Highlights & Insights

  • "No special loss function required" philosophy: Achieving crisp edges with only cross-entropy challenges the field's prevailing assumption that sparse losses are necessary. The key insight is shifting the problem from the training stage to the inference stage.
  • Elegance of the LocMax strategy: By exploiting the natural confidence gradient of thick edge predictions, local maximum selection achieves precise per-pixel localization in a simple and effective manner.
  • Cross-domain transfer of classifier-free guidance: Redefining a generative control technique from diffusion models as an edge density controller enables multi-granularity prediction without multi-granularity annotations, a principle transferable to other pixel-level prediction tasks such as multi-granularity semantic segmentation.

Limitations & Future Work

  • Inference speed: Ten-step iterative inference is approximately 10× slower than a single forward pass (1.33s vs. ~0.1s), limiting applicability in real-time scenarios.
  • SEval slightly below DiffEdge on BIPED: Under the SEval (with NMS post-processing) protocol, ODS is 0.888 vs. DiffEdge's 0.899, indicating room for improvement in texture-rich scenes.
  • Synthetic data quality depends on SAM: The quality of synthetic edges is bounded by SAM's segmentation accuracy, which may provide insufficient coverage for fine-grained edges.
  • Future directions: (a) Distill inference to 1–2 steps for acceleration; (b) leverage stronger segmentation models such as SAM2 to construct higher-quality synthetic data; (c) explore adaptive dynamic step counts rather than a fixed 10 steps.
  • vs. DiffEdge: DiffEdge uses a diffusion backbone to achieve crisp edges but is slower and exhibits fragmentation/blurring in detailed regions. MEMO attains superior crispness through a more lightweight combination of masked training and iterative inference.
  • vs. MuGE/SAUGE: These methods require multi-granularity annotations for supervised training; MEMO achieves unsupervised multi-granularity control via classifier-free guidance.
  • vs.

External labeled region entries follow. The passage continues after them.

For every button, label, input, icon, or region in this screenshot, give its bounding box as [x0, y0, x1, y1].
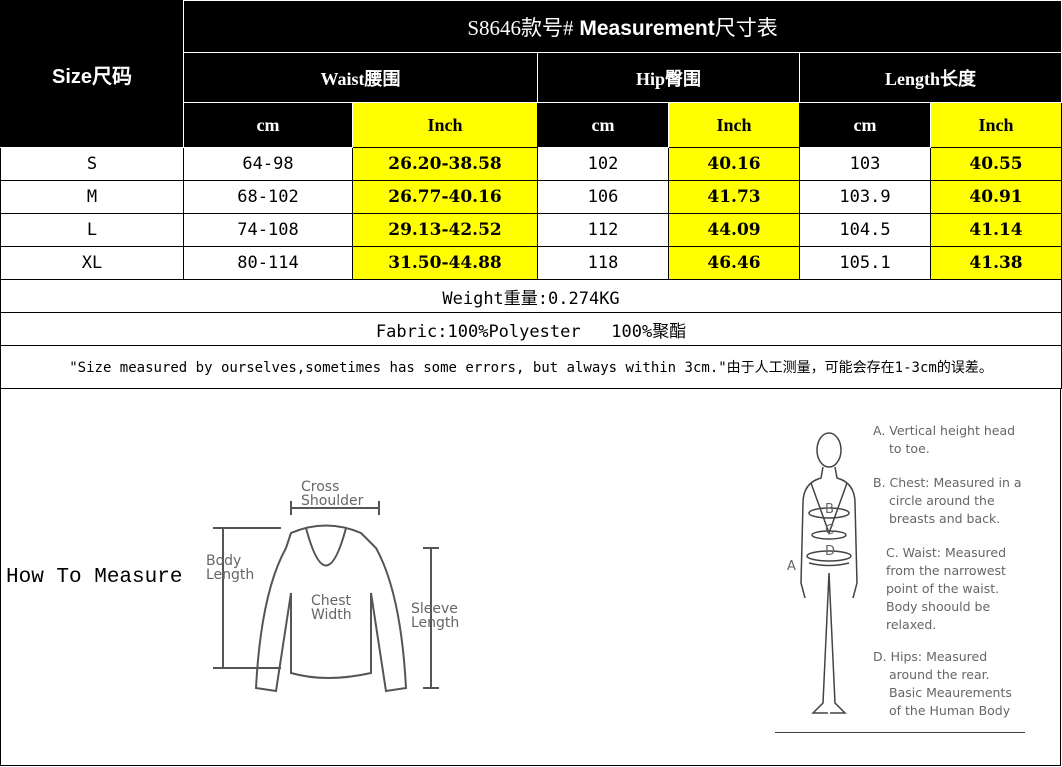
body-length-label: Body: [206, 553, 241, 569]
measurement-description: to toe.: [889, 441, 930, 456]
cell-waist-in: 29.13-42.52: [352, 213, 538, 247]
cell-len-cm: 104.5: [799, 213, 931, 247]
cell-len-cm: 105.1: [799, 246, 931, 280]
measurement-description: Basic Meaurements: [889, 685, 1012, 700]
garment-diagram: Cross Shoulder Body Length Chest Width S…: [206, 479, 459, 693]
note-row: "Size measured by ourselves,sometimes ha…: [0, 345, 1062, 389]
measurement-description: B. Chest: Measured in a: [873, 475, 1022, 490]
cell-len-cm: 103.9: [799, 180, 931, 214]
body-length-label-2: Length: [206, 567, 254, 583]
how-to-measure-section: How To Measure Cross Shoulder Body Lengt…: [0, 388, 1061, 766]
unit-inch: Inch: [668, 102, 800, 148]
table-row: S 64-98 26.20-38.58 102 40.16 103 40.55: [0, 147, 1062, 181]
cell-hip-cm: 106: [537, 180, 669, 214]
marker-d: D: [825, 544, 835, 559]
table-row: M 68-102 26.77-40.16 106 41.73 103.9 40.91: [0, 180, 1062, 214]
size-chart-table: Size尺码 S8646款号# Measurement尺寸表 Waist腰围 H…: [0, 0, 1062, 389]
measurement-description: point of the waist.: [886, 581, 999, 596]
weight-row: Weight重量:0.274KG: [0, 279, 1062, 313]
measurement-description: A. Vertical height head: [873, 423, 1015, 438]
cell-len-in: 41.14: [929, 213, 1062, 247]
unit-cm: cm: [799, 102, 931, 148]
cell-len-in: 41.38: [929, 246, 1062, 280]
cell-size: L: [0, 213, 184, 247]
cross-shoulder-label: Cross: [301, 479, 339, 495]
sleeve-length-label: Sleeve: [411, 601, 458, 617]
unit-cm: cm: [183, 102, 353, 148]
length-header: Length长度: [798, 52, 1062, 103]
measurement-description: breasts and back.: [889, 511, 1000, 526]
cell-len-in: 40.55: [929, 147, 1062, 181]
cell-waist-in: 31.50-44.88: [352, 246, 538, 280]
sleeve-length-label-2: Length: [411, 615, 459, 631]
measurement-description: from the narrowest: [886, 563, 1006, 578]
chest-width-label-2: Width: [311, 607, 352, 623]
cell-size: M: [0, 180, 184, 214]
cell-hip-in: 40.16: [668, 147, 800, 181]
cell-hip-in: 46.46: [668, 246, 800, 280]
cell-waist-in: 26.20-38.58: [352, 147, 538, 181]
size-header: Size尺码: [0, 0, 184, 148]
chart-title: S8646款号# Measurement尺寸表: [182, 0, 1062, 53]
cell-waist-cm: 80-114: [183, 246, 353, 280]
measurement-description: D. Hips: Measured: [873, 649, 987, 664]
cell-hip-cm: 102: [537, 147, 669, 181]
waist-header: Waist腰围: [183, 52, 538, 103]
cell-hip-in: 41.73: [668, 180, 800, 214]
unit-cm: cm: [537, 102, 669, 148]
measurement-description: circle around the: [889, 493, 995, 508]
cell-waist-cm: 64-98: [183, 147, 353, 181]
table-row: XL 80-114 31.50-44.88 118 46.46 105.1 41.38: [0, 246, 1062, 280]
hip-header: Hip臀围: [537, 52, 800, 103]
fabric-row: Fabric:100%Polyester 100%聚酯: [0, 312, 1062, 346]
chest-width-label: Chest: [311, 593, 352, 609]
measurement-description: Body shoould be: [886, 599, 990, 614]
marker-a: A: [787, 559, 796, 574]
cell-hip-cm: 118: [537, 246, 669, 280]
cell-waist-in: 26.77-40.16: [352, 180, 538, 214]
cell-len-cm: 103: [799, 147, 931, 181]
cell-hip-cm: 112: [537, 213, 669, 247]
measurement-description: C. Waist: Measured: [886, 545, 1006, 560]
unit-inch: Inch: [352, 102, 538, 148]
unit-inch: Inch: [929, 102, 1062, 148]
measurement-description: of the Human Body: [889, 703, 1011, 718]
measurement-description: around the rear.: [889, 667, 990, 682]
cell-waist-cm: 74-108: [183, 213, 353, 247]
measurement-description: relaxed.: [886, 617, 936, 632]
cell-len-in: 40.91: [929, 180, 1062, 214]
how-to-measure-label: How To Measure: [6, 566, 183, 589]
cell-size: S: [0, 147, 184, 181]
body-diagram: B C D A A. Vertical height head to toe. B.…: [775, 423, 1025, 733]
cell-waist-cm: 68-102: [183, 180, 353, 214]
cross-shoulder-label-2: Shoulder: [301, 493, 364, 509]
cell-hip-in: 44.09: [668, 213, 800, 247]
table-row: L 74-108 29.13-42.52 112 44.09 104.5 41.14: [0, 213, 1062, 247]
cell-size: XL: [0, 246, 184, 280]
marker-b: B: [825, 502, 834, 517]
marker-c: C: [825, 523, 834, 538]
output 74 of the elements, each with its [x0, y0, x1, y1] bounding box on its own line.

CATS/Refined Label: These methods improve crispness through sparse losses or label refinement, yet AC remains below 0.5. MEMO demonstrates that training and inference strategy design can outweigh loss function engineering.

Rating

  • Novelty: ⭐⭐⭐⭐ The combination of masked training and confidence-ordered inference is novel, though the masked training concept bears resemblance to MAE.
  • Experimental Thoroughness: ⭐⭐⭐⭐⭐ Three datasets, multiple evaluation protocols, comprehensive ablation studies, and visual similarity analysis.
  • Writing Quality: ⭐⭐⭐⭐⭐ Clear motivation, coherent logical flow, and well-designed figures and tables.
  • Value: ⭐⭐⭐⭐ A significant contribution to edge detection; the LocMax strategy is generalizable to other pixel-level prediction tasks.